EDS-PDF parses the PDF into a pandas DataFrame object where each row represents a text bloc. The DataFrame is carried all the way down to the aggregation step.

The following columns are reserved:

Column Description
text Bloc text content
page Page within the PDF (starting at 0)
x0 Horizontal position of the top-left corner of the bloc bounding box
x1 Horizontal position of the bottom-right corner of the bloc bounding box
y0 Vertical position of the top-left corner of the bloc bounding box
y1 Vertical position of the bottom-right corner of the bloc bounding box
label Class of the bloc (eg body, header...)

Position of bloc bounding boxes

The positional information (columns x0/x1/y0/y1) is normalised, and takes the top-left corner of the page as reference.

Note that this contrasts with the PDF convention, which takes the bottom left corner as origin instead.

Some transformations may create their own columns. It's your responsibility to verify that the column names do not override each other.

We can review the different stages of the pipeline:

Step Input Output Description
Extraction PDF (bytes) DataFrame Extracts text blocs from the PDF
Transformation DataFrame DataFrame Compute hand-defined transformations on the blocs
Classification DataFrame DataFrame Categorises each bloc
Aggregation DataFrame Dict Re-creates the original text

Configuration

Following the example of spaCy, EDS-PDF is organised around Explosion's catalogue library, enabling a powerful configuration system based on an extendable registry.

The following catalogues are included within EDS-PDF:

Section Description
readers Top-level object, encapsulating a full EDS-PDF pipeline
extractors Text bloc extraction models
transforms Transformations that can be applied to each bloc before classification
classifiers Classification routines (eg rule- or ml-based)
misc Some miscellaneous utility functions

Much like spaCy pipelines, EDS-PDF pipelines are meant to be reproducible and serialisable, such that the primary way to define a pipeline is through the configuration system.

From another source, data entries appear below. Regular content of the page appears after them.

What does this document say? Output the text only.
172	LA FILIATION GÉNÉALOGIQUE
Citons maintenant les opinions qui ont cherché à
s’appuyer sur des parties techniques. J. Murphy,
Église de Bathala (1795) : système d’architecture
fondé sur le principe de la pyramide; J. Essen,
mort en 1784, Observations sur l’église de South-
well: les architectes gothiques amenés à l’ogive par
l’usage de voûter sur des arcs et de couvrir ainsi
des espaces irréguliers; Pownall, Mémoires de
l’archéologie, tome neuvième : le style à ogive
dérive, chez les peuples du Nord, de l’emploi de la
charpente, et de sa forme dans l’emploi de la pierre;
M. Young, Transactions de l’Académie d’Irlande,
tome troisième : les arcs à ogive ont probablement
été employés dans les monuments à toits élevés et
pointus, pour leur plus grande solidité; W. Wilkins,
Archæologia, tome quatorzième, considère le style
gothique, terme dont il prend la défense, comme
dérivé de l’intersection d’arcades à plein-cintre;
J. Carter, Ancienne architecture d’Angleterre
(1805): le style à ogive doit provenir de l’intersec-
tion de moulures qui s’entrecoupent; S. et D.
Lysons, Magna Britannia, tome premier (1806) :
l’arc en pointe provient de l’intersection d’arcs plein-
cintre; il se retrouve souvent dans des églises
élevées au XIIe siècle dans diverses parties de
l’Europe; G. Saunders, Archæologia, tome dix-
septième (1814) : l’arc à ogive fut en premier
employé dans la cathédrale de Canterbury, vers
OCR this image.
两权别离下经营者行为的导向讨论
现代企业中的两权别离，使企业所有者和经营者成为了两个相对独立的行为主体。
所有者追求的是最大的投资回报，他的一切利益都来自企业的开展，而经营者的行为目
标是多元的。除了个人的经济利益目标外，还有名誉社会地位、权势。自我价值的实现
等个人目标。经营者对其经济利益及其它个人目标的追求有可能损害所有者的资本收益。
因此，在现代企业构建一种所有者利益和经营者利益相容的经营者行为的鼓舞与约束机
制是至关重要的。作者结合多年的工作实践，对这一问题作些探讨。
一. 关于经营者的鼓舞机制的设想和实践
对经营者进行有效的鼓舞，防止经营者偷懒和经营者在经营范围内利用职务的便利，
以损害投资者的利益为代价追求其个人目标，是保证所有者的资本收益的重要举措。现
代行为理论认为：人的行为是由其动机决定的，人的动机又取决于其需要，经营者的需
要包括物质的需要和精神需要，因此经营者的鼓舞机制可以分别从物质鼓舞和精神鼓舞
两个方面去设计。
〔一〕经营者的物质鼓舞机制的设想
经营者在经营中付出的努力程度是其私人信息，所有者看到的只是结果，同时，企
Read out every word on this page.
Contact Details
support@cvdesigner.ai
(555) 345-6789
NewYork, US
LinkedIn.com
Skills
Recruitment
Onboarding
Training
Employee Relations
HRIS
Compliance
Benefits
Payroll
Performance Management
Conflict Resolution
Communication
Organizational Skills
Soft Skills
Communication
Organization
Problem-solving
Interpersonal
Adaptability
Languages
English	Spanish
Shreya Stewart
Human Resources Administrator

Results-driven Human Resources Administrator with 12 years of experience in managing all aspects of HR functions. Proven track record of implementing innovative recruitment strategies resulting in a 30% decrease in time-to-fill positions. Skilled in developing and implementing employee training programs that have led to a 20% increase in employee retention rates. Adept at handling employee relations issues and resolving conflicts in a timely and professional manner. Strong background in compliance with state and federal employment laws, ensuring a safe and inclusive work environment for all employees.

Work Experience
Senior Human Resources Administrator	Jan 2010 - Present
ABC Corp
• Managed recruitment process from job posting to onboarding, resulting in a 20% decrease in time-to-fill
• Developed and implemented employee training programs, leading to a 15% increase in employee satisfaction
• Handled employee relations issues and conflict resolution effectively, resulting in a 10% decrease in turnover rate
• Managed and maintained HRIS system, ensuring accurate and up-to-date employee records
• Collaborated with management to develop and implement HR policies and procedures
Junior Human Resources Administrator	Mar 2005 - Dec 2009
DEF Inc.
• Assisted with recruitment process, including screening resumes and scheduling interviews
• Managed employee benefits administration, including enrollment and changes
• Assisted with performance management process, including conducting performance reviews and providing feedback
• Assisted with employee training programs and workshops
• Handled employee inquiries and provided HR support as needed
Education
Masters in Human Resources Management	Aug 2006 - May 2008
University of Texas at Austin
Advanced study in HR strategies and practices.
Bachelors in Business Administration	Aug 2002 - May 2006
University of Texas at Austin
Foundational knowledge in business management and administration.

To wit, compare the API-based approach to the configuration-based approach (the two are strictly equivalent):

from edspdf import aggregation, reading, extraction, classification
from pathlib import Path

reader = reading.PdfReader(
    extractor=extraction.PdfMinerExtractor(),
    classifier=classification.simple_mask_classifier_factory(
        x0=0.2,
        x1=0.9,
        y0=0.3,
        y1=0.6,
        threshold=0.1,
    ),
    aggregator=aggregation.SimpleAggregation(),
)

# Get a PDF
pdf = Path("letter.pdf").read_bytes()

texts = reader(pdf)

texts["body"]
# Out: Cher Pr ABC, Cher DEF,\n...
config.cfg
[reader]
@readers = "pdf-reader.v1"

[reader.extractor]
@extractors = "pdfminer.v1"

[reader.classifier]
@classifiers = "mask.v1"
x0 = 0.2
x1 = 0.9
y0 = 0.3
y1 = 0.6
threshold = 0.1

[reader.aggregator]
@aggregators = "simple.v1"
from edspdf import registry, Config
from pathlib import Path

config = Config().from_disk("config.cfg")
reader = registry.resolve(config)["reader"]

# Get a PDF
pdf = Path("letter.pdf").read_bytes()

texts = reader(pdf)

texts["body"]
# Out: Cher Pr ABC, Cher DEF,\n...

The configuration-based approach strictly separates the definition of the pipeline to its application and avoids tucking away important configuration details. Changes to the pipeline are transparent as there is a single source of truth: the configuration file.

For more information on the configuration system, refer to the documentations of Thinc and spaCy.

Modularity and Extensibility

EDS-PDF includes everything you need to get started on text extraction, and ships with a number of trainable classifiers. But it also makes it extremely easy to extend its functionalities by designing new pipelines.